The law defines a firearm as “any pistol, revolver, rifle, shotgun, machine gun, or submachine gun, which is designed to fire or is capable of firing fixed cartridge ammunition or from which shot or a projectile is discharged.”
Lopinto said his bill doesn’t violate the constitution in that Louisiana-made firearms and ammunition would be strictly an intrastate business as opposed to the federally regulated interstate commerce.
“This is not subject to the commerce clause,” said Lopinto, who is an attorney, but acknowledged it would be up to a federal court to determine that.

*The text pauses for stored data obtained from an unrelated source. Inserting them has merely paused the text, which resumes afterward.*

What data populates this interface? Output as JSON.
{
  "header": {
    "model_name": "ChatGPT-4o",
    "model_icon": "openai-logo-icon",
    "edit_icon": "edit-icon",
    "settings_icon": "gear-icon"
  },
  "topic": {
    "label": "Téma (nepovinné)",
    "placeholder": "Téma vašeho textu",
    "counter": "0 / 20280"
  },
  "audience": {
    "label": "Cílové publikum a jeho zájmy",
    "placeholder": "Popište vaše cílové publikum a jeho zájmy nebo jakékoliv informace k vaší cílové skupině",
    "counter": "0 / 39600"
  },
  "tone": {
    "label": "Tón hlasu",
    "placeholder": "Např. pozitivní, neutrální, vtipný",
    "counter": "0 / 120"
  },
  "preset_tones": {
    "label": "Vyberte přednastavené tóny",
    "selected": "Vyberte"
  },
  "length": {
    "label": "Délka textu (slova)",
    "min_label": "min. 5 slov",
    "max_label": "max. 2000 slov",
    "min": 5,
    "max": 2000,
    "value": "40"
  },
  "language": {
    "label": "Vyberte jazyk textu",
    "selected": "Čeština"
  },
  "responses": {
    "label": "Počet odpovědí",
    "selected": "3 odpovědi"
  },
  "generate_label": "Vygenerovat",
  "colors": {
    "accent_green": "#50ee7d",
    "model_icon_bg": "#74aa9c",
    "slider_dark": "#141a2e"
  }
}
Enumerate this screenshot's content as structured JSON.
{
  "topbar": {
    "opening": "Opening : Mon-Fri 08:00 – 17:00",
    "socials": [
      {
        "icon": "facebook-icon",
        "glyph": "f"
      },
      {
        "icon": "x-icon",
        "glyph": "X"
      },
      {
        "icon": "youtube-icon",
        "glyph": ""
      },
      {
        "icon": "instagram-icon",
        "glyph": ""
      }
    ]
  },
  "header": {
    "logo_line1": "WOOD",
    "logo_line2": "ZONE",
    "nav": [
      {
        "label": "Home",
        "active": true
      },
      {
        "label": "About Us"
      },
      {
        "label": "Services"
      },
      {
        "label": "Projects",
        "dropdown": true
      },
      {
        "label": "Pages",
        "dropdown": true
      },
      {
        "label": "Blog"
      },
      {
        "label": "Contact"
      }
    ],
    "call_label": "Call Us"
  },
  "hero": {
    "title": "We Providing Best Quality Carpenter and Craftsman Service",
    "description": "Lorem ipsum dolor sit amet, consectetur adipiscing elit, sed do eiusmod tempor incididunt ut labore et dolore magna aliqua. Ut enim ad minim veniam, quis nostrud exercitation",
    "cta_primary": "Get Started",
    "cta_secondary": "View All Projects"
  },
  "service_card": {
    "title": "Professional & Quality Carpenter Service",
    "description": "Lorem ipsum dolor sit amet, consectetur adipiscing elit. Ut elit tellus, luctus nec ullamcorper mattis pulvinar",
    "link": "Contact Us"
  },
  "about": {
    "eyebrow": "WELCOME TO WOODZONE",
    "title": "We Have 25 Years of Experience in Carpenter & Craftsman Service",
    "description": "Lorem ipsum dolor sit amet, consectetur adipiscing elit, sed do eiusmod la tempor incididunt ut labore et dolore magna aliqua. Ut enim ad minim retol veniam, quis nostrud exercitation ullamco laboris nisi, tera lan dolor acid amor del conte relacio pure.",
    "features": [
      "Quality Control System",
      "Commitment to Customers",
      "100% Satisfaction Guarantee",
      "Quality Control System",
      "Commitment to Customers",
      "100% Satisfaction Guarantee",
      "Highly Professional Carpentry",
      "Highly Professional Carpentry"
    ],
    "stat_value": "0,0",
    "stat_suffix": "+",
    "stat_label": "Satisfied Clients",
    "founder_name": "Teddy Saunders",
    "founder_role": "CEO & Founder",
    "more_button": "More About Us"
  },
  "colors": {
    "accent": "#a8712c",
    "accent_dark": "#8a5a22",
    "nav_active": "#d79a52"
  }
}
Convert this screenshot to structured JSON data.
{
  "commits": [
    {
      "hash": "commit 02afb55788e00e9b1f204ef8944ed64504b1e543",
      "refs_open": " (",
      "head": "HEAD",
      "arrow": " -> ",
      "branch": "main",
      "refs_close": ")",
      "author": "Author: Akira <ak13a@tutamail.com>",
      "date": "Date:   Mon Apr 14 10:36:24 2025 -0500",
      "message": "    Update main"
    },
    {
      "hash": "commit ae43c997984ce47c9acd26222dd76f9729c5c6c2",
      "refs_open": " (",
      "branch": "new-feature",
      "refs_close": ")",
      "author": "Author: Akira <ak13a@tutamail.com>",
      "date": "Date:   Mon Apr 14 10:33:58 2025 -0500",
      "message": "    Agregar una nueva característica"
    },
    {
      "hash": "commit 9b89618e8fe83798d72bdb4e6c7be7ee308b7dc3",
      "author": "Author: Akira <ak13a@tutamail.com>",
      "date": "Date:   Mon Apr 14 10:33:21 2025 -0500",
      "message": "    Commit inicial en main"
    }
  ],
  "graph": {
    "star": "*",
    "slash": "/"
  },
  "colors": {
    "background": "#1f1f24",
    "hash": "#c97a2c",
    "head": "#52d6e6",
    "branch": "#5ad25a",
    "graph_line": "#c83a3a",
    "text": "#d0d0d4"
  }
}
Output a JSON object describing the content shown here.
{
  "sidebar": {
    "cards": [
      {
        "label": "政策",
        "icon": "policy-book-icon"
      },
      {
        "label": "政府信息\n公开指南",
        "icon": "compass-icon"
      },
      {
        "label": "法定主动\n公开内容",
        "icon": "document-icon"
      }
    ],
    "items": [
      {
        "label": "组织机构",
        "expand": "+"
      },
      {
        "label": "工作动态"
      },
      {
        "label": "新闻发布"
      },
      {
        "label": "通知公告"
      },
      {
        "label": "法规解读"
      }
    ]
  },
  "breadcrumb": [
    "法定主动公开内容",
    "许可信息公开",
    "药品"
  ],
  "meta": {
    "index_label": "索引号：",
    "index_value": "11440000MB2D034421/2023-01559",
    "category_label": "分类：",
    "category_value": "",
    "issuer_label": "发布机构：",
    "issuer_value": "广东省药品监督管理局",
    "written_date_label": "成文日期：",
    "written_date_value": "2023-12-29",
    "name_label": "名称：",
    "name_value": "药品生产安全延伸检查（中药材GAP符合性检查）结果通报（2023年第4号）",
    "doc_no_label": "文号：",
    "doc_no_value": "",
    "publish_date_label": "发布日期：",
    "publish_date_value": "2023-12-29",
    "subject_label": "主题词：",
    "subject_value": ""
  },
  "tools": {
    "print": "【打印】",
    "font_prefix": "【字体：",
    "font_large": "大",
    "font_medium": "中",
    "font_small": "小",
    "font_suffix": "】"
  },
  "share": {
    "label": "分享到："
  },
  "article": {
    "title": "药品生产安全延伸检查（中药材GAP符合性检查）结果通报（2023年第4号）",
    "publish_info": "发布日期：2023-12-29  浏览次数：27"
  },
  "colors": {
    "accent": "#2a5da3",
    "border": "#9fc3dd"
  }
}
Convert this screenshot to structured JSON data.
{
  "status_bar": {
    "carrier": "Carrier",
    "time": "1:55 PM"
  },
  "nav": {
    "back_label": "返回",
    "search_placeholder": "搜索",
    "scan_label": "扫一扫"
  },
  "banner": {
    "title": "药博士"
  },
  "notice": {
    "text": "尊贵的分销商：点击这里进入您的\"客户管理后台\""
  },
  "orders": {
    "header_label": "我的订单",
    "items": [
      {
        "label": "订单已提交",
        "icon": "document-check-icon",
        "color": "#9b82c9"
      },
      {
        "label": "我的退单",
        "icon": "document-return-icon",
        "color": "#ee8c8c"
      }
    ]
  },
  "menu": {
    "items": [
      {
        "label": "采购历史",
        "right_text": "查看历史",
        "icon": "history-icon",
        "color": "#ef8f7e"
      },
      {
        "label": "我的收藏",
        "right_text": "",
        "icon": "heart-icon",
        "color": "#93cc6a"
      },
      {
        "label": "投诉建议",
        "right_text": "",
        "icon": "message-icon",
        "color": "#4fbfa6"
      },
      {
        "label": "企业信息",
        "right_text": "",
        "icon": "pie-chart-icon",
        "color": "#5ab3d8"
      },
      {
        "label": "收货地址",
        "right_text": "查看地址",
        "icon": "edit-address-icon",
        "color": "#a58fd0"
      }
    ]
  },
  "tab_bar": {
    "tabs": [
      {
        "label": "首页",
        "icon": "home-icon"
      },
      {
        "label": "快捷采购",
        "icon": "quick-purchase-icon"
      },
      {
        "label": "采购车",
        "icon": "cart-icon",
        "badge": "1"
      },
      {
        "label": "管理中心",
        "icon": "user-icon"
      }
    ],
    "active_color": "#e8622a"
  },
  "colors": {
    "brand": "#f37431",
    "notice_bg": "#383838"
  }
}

Several other states have passed or are considering similar bills after President Barack Obama have called for stricter gun control, especially a ban on certain semi-automatic weapons.
Opponents of Lopinto’s bill warned that expanding gun laws, particularly bills that restrict federal authority, could mean a reduction in federal money.
“The problem that I have with this bill is that it may be doing something that could cause money problems,” said Rep. Terry Landry, D-New Iberia. “Are you concerned that some dollars will disappear?”
Lopinto said he didn’t think the law would cause a federal backlash.
The law names the Louisiana State Police as the licensing and regulatory agency for state-manufactured guns and firearms. Manufacturers of guns that are sold outside the state would continue to be governed by federal rules, Lopinto said.
Louisiana State Police estimates it would cost $2.2 million to set up the licensing and $600,000 annually afterwards. Legislative fiscal analysts say they can’t corroborate the estimates because it’s unclear if any companies would seek the license and need regulation.